Hindi modifies the letters for <ḍ> and <ḍh> with the nuqta to create their flapped counterparts. These sounds originally developed when <ḍ> and <ḍh> became flapped in non-intial position, so they do not typically appear at the beginning of a word. Due to the subsequent influx of loanwords into Hindi-Urdu after this sound shift had occurred where retroflex <ḍ> can occur in this position, there are now minimal pairs between these and the original plosive consonants.

IPA Lexx Rom Devanagari
q q क़
x x ख़
ɣ ġ ग़
z z ज़
f f फ़
ʒ ž झ़

These nuqta letters are used for sounds that entered Hindi-Urdu through loanwords, especially loanwords from Arabic, Persian, and English. They are often not written out with the nuqta, so you can often see these words just written using the base letter instead. In terms of pronunciation, many speakers do not distinguish the pronunciation of these letters from the base letter, but English-educated speakers will typically use /z/ and /f/ where appropriate in an English loanword. As mentioned above, some speakers also use /f/ across the board all the time instead of the original /pʰ/ sound. Some English loanwords /ʒ/ with can occasionally be seen with झ़, but it is not often distinguished from ज़ or ज.
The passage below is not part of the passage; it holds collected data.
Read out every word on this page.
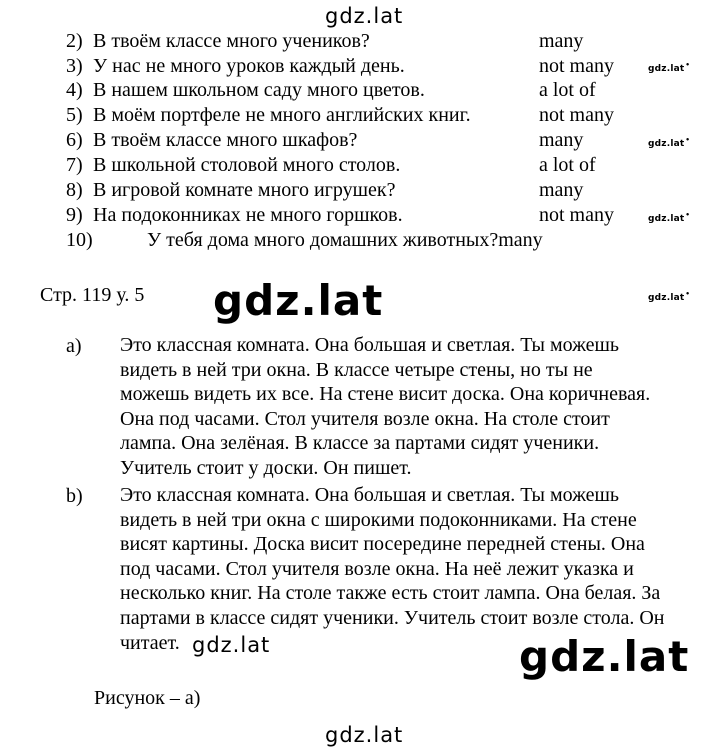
gdz.lat
2) В твоём классе много учеников?	many
3) У нас не много уроков каждый день.	not many
4) В нашем школьном саду много цветов.	a lot of
5) В моём портфеле не много английских книг.	not many
6) В твоём классе много шкафов?	many
7) В школьной столовой много столов.	a lot of
8) В игровой комнате много игрушек?	many
9) На подоконниках не много горшков.	not many
10)	У тебя дома много домашних животных?many
gdz.lat •
gdz.lat •
gdz.lat •
gdz.lat •
Стр. 119 у. 5 gdz.lat
a) Это классная комната. Она большая и светлая. Ты можешь
видеть в ней три окна. В классе четыре стены, но ты не
можешь видеть их все. На стене висит доска. Она коричневая.
Она под часами. Стол учителя возле окна. На столе стоит
лампа. Она зелёная. В классе за партами сидят ученики.
Учитель стоит у доски. Он пишет.
b) Это классная комната. Она большая и светлая. Ты можешь
видеть в ней три окна с широкими подоконниками. На стене
висят картины. Доска висит посередине передней стены. Она
под часами. Стол учителя возле окна. На неё лежит указка и
несколько книг. На столе также есть стоит лампа. Она белая. За
партами в классе сидят ученики. Учитель стоит возле стола. Он
читает. gdz.lat	gdz.lat
Рисунок – а)
gdz.lat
The letters क़ ख़ ग़ are found in words of Arabic or Persian origin, and so they are generally more characteristic of Urdu-register pronunciation.

Other Vowels and Vowel-like Marks

ं (anusvar) before a consonant indicates a homorganic nasal consonant from that same series.

ँ (candrabindu) above indicates nasalization of a vowel. In cases where it would not fit size-wise due to another vowel mark competing for the same space, the nasalization is indicated with the ं anusvar.

ः (visarga) indicates a soft h pronunciation after the vowel, optionally followed by a short echo of the vowel sound again. For the most part this is used only in words derived directly from Sanskrit, with a couple exceptions. It is romanized as <ḥ>.

There are two vowel letters with a candra (half-moon) without the bindu dot, that can be used for /æː/ and /ɑː/ in English loanwords:

IPA Lexx Rom Base Vowel Vowel Mark
æː â
ɑː ~ ɒː ô

Of these, ऍ is now obsolete in Hindi, being replaced with ऐ in English loanwords where the vowel would be used (meaning that in some words ऐ can indicate æː rather than ɛ:). ॅ is still used in Marathi, though the base vowel is considered to be ॲ.

Much like the English /ɔː/ is not always distinguished from /ɒː/ or /ɑː/ depending on dialect, vowel /ɑː/ is not always distinguished from /a:/ (which itself can be realized quite towards [ɑː] in Hindi). As such, it is often without the candra as the simple आ.

There are also some other Sanskrit syllabic liquid vowel letters that are extremely rare, even in Sanskrit:

IPA Lexx Rom Base Letter Vowel Mark
rɪ: r̥̄
lɪ: l̥̄

These letters will practically never be encountered in written Hindi unless one is reading specifically about Sanskrit.